Captain Kirk spoke. "At the remonstrance of Doctor McCoy, I am not going to throw you into the brig. But that still leaves us with the question of what we are going to do with you."

"I believe I have resolved the conundrum," said Spock. "As has already been established, the ship is of an unknown type, containing technology which -- while based on similar fundamental principles -- reveals a different application of those principles. It is as if this technology had been developed from different roots to our own, and took a somewhat different path."

"Yes, Spock, all that tells us is that she comes from somewhere we don't know about," McCoy said. "I could have told you that the moment she pulled a gun on me."

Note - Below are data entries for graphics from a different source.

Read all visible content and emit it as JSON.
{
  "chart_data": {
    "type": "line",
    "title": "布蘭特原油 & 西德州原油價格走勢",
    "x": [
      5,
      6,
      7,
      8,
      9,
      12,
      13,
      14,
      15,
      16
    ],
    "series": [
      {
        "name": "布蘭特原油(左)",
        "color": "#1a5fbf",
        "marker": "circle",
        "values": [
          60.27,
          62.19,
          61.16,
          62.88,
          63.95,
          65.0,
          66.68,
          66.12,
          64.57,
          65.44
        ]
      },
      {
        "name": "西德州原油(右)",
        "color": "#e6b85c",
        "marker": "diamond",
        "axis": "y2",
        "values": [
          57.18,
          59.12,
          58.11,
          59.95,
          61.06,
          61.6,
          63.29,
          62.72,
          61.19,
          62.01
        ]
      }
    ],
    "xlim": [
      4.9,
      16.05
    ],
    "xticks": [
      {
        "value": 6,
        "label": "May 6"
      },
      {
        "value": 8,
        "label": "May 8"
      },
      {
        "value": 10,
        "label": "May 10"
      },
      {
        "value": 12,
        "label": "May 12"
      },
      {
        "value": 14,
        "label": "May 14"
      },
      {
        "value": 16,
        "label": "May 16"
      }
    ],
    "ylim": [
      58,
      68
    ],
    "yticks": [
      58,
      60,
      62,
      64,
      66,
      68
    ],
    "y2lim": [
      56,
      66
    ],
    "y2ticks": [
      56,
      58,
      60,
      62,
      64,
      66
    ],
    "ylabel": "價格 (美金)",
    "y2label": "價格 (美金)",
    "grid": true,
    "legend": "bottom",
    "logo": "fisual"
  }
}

"If you will allow me to continue," Spock said, "further analysis of the materials of the ship reveals a slightly different quantum signature to our own. In other words, she comes from a different universe."

After that, there was much exclamation, discussion, and planning. She was astonished at how helpful the Enterprise people were, fixing her ship, devising a way to get her safely back through the spacial anomaly that had brought her here. But then again, she wasn't surprised. Away from the corruption and fear engendered by the Emperor, why shouldn't they be noble and friendly?

"Don't idealize us too much, your highness," Doctor McCoy said. "Starfleet is the best of the best. The rest of the Federation is your usual mixture, with plenty of scoundrels amongst them."

"Leia," she corrected. She kissed him on the cheek. "Thank you."

"For what?"

"For forgiving me," she said. "For overcoming bad first impressions."

He smiled. "You're a sight better-behaved than some princesses I've met."